Infatti, proprio nelle maggiori località turistiche della costa adriatica e ionica, nonché nello stesso comune capoluogo, in alcuni locali è stato notato un traffico abbastanza intenso di sostanze psicotrope, in particolare proprio di cocaina. Ad acquistarla erano soprattutto persone del posto ma anche turisti, nonché soggetti giovanissimi. Proprio per tutelare questi ultimi la Polizia ha messo in campo dei controlli a 360 gradi. Dall'attività investigativa, è emerso inoltre che alcuni individui arrestati fossero legati in qualche modo alla criminalità organizzata locale.

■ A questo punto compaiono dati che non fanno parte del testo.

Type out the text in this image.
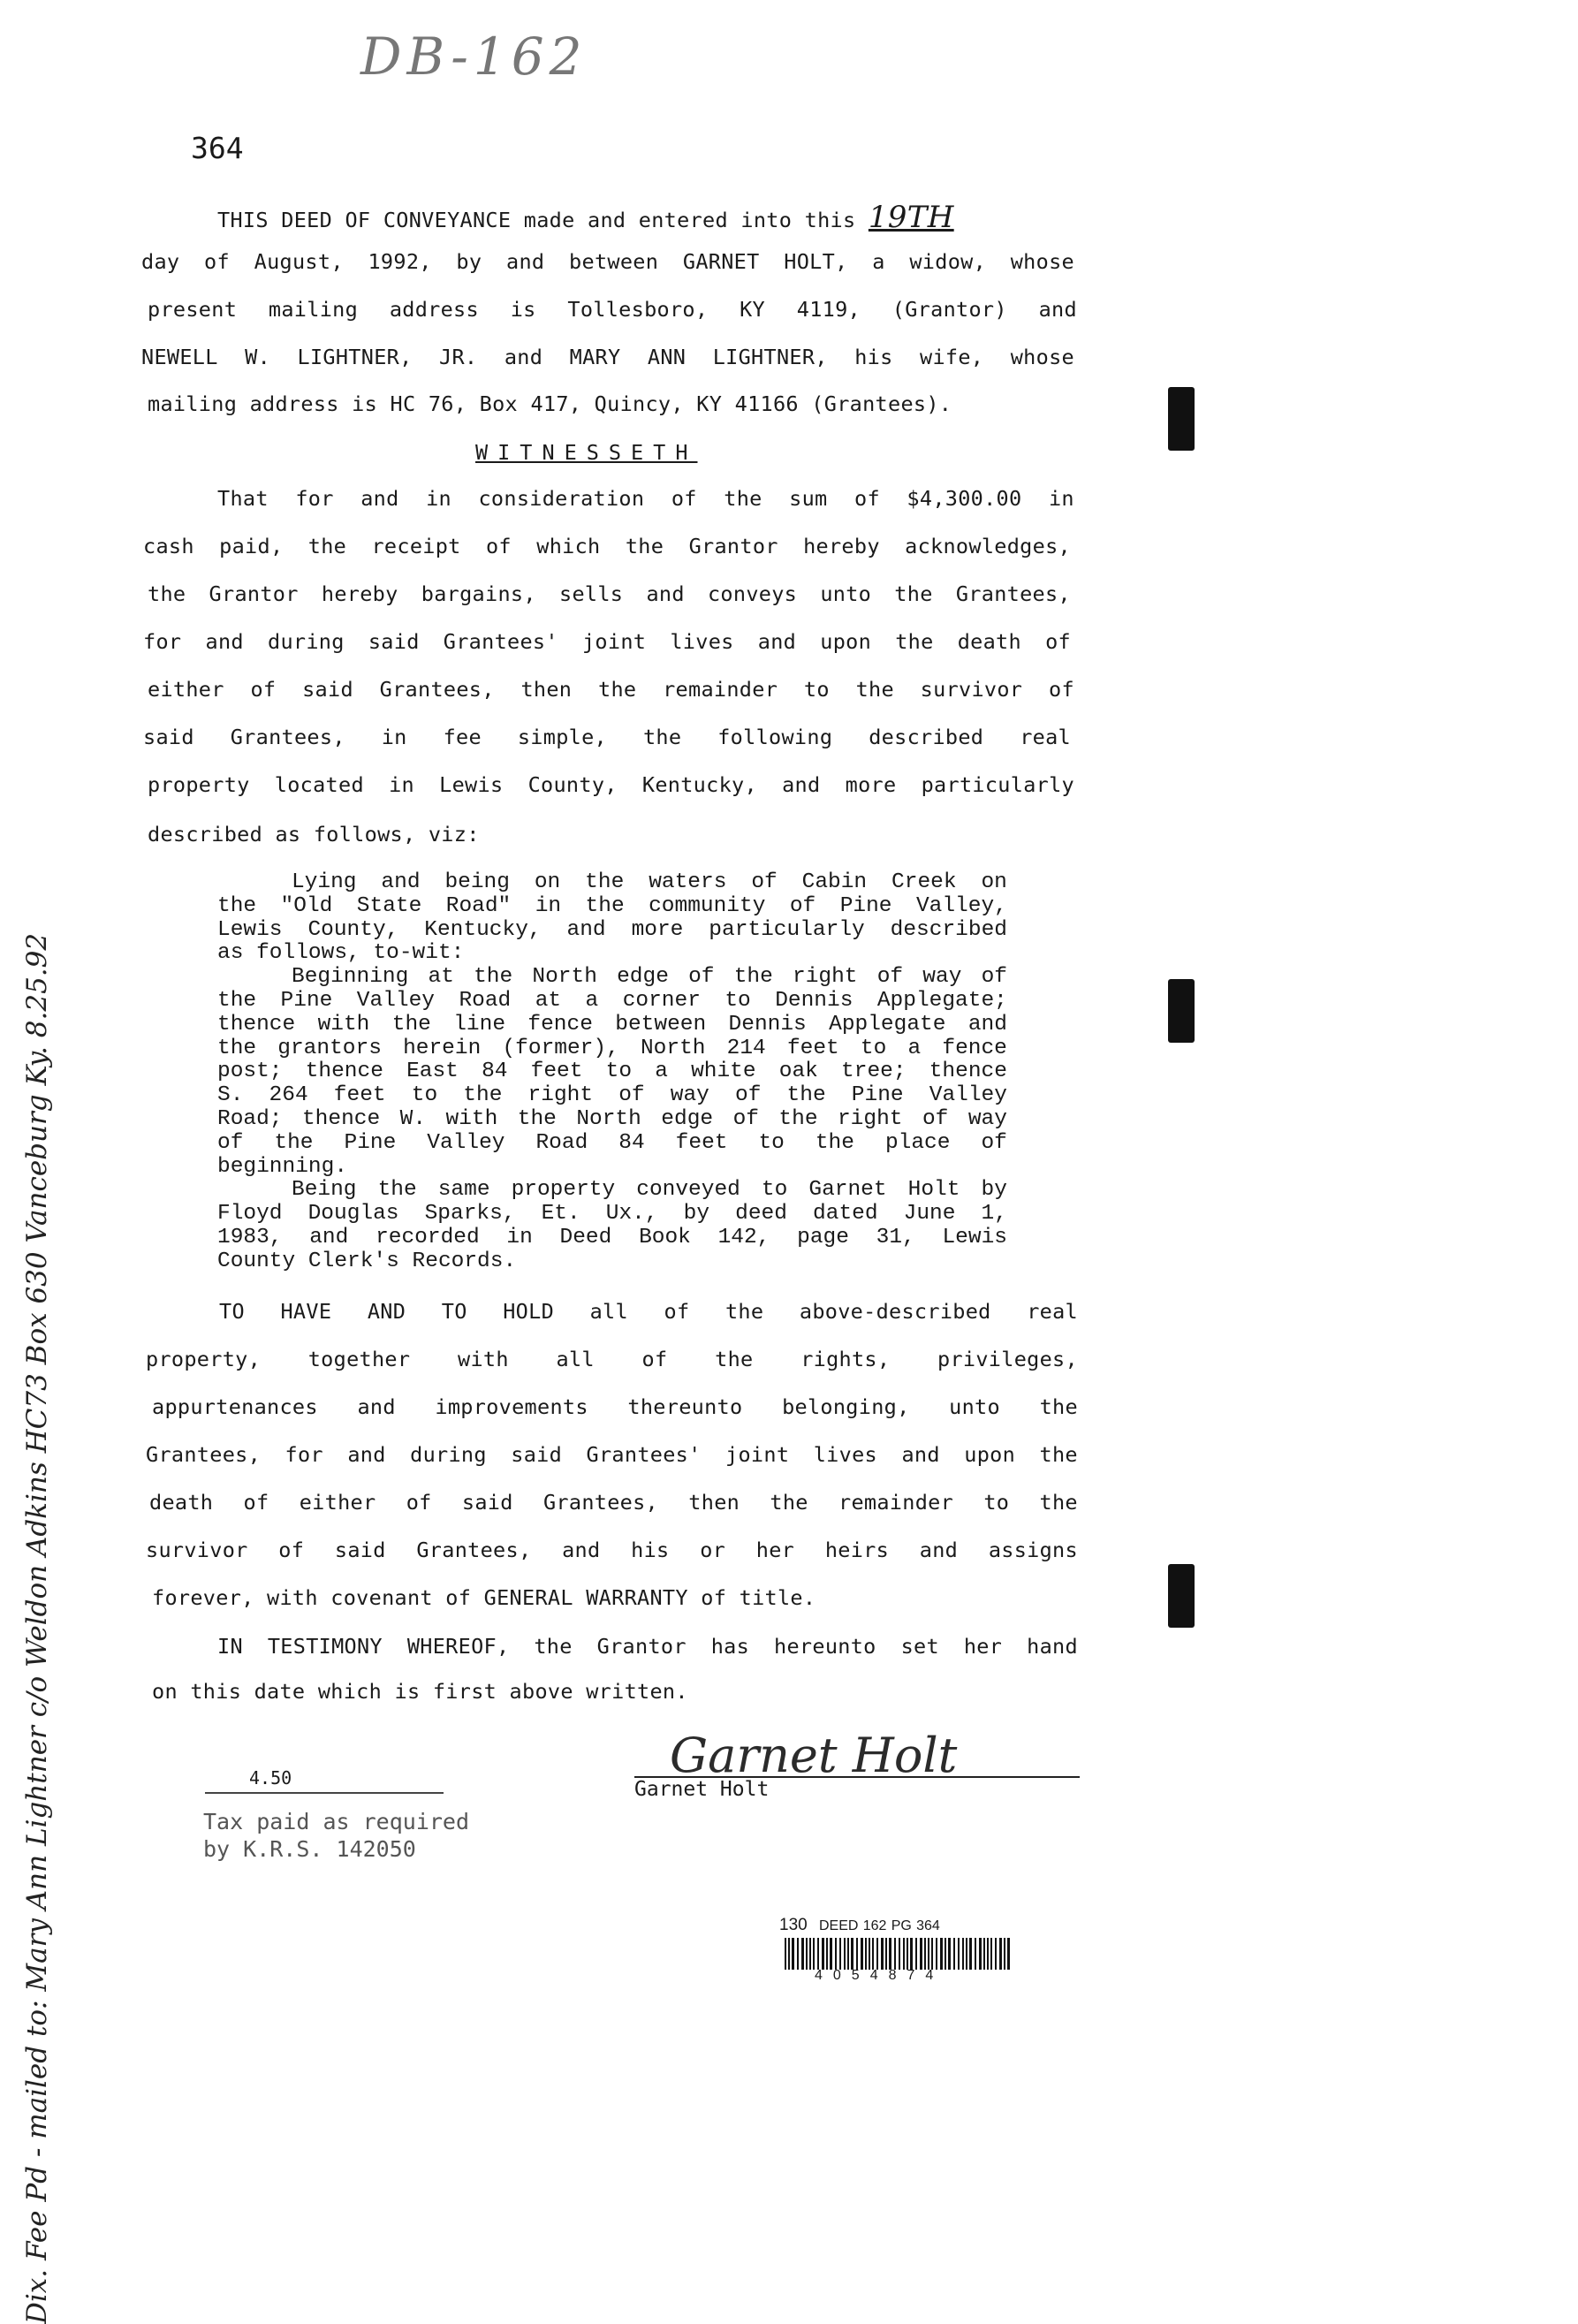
DB-162
364
Dix. Fee Pd - mailed to: Mary Ann Lightner c/o Weldon Adkins HC73 Box 630 Vanceburg Ky. 8.25.92
THIS DEED OF CONVEYANCE made and entered into this 19TH
day of August, 1992, by and between GARNET HOLT, a widow, whose
present mailing address is Tollesboro, KY 4119, (Grantor) and
NEWELL W. LIGHTNER, JR. and MARY ANN LIGHTNER, his wife, whose
mailing address is HC 76, Box 417, Quincy, KY 41166 (Grantees).
WITNESSETH
That for and in consideration of the sum of $4,300.00 in
cash paid, the receipt of which the Grantor hereby acknowledges,
the Grantor hereby bargains, sells and conveys unto the Grantees,
for and during said Grantees' joint lives and upon the death of
either of said Grantees, then the remainder to the survivor of
said Grantees, in fee simple, the following described real
property located in Lewis County, Kentucky, and more particularly
described as follows, viz:
Lying and being on the waters of Cabin Creek on
the "Old State Road" in the community of Pine Valley,
Lewis County, Kentucky, and more particularly described
as follows, to-wit:
Beginning at the North edge of the right of way of
the Pine Valley Road at a corner to Dennis Applegate;
thence with the line fence between Dennis Applegate and
the grantors herein (former), North 214 feet to a fence
post; thence East 84 feet to a white oak tree; thence
S. 264 feet to the right of way of the Pine Valley
Road; thence W. with the North edge of the right of way
of the Pine Valley Road 84 feet to the place of
beginning.
Being the same property conveyed to Garnet Holt by
Floyd Douglas Sparks, Et. Ux., by deed dated June 1,
1983, and recorded in Deed Book 142, page 31, Lewis
County Clerk's Records.
TO HAVE AND TO HOLD all of the above-described real
property, together with all of the rights, privileges,
appurtenances and improvements thereunto belonging, unto the
Grantees, for and during said Grantees' joint lives and upon the
death of either of said Grantees, then the remainder to the
survivor of said Grantees, and his or her heirs and assigns
forever, with covenant of GENERAL WARRANTY of title.
IN TESTIMONY WHEREOF, the Grantor has hereunto set her hand
on this date which is first above written.
Garnet Holt
Garnet Holt
4.50
Tax paid as required
by K.R.S. 142050
130 DEED 162 PG 364
4054874
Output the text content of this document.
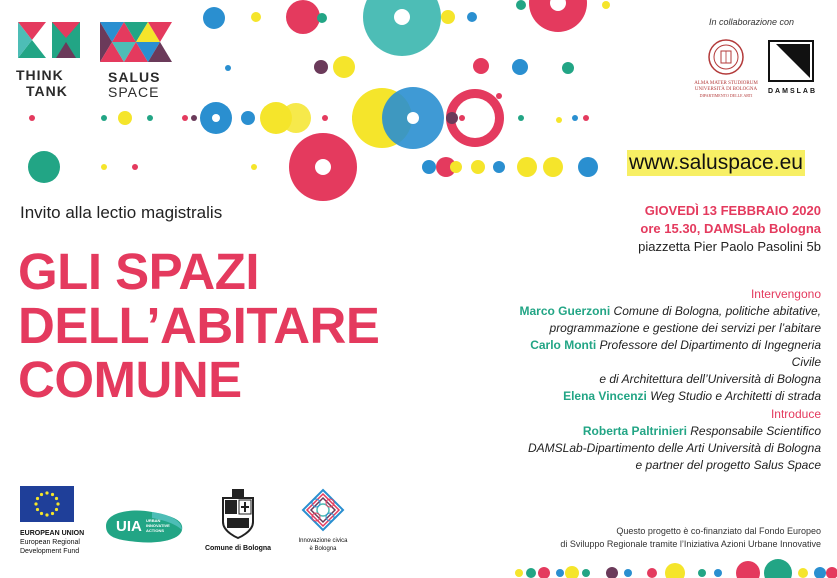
THINK
TANK
SALUS
SPACE
In collaborazione con
ALMA MATER STUDIORUM
UNIVERSITÀ DI BOLOGNA
DIPARTIMENTO DELLE ARTI
DAMSLAB
www.saluspace.eu
Invito alla lectio magistralis
GLI SPAZI
DELL’ABITARE
COMUNE
GIOVEDÌ 13 FEBBRAIO 2020
ore 15.30, DAMSLab Bologna
piazzetta Pier Paolo Pasolini 5b
Intervengono
Marco Guerzoni Comune di Bologna, politiche abitative,
programmazione e gestione dei servizi per l’abitare
Carlo Monti Professore del Dipartimento di Ingegneria Civile
e di Architettura dell’Università di Bologna
Elena Vincenzi Weg Studio e Architetti di strada
Introduce
Roberta Paltrinieri Responsabile Scientifico
DAMSLab-Dipartimento delle Arti Università di Bologna
e partner del progetto Salus Space
EUROPEAN UNION
European Regional
Development Fund
UIA URBAN
INNOVATIVE
ACTIONS
Comune di Bologna
Innovazione civica
è Bologna
Questo progetto è co-finanziato dal Fondo Europeo
di Sviluppo Regionale tramite l’Iniziativa Azioni Urbane Innovative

Quattro locali rischiano di chiudere

Dopo i relativi controlli e fermi operati stamane dalla Polizia, neanche i gestori dei locali possono stare tranquilli, in quanto le strutture dove è stato riscontrato il traffico e la cessione degli stupefacenti adesso rischiano anche di chiudere. I locali si trovano precisamente nelle stessa Lecce, come già detto, ma anche a Porto Cesareo, una delle località più "in" della costa ionica, San Foca e Torre Uluzzo.

Adesso si procederà ad avviare i procedimenti amministrativi finalizzati alla chiusura dei locali coinvolti, che sarebbero quattro. In casi estremi l'autorità giudiziaria potrebbe revocare ad alcuni di loro addirittura la licenza.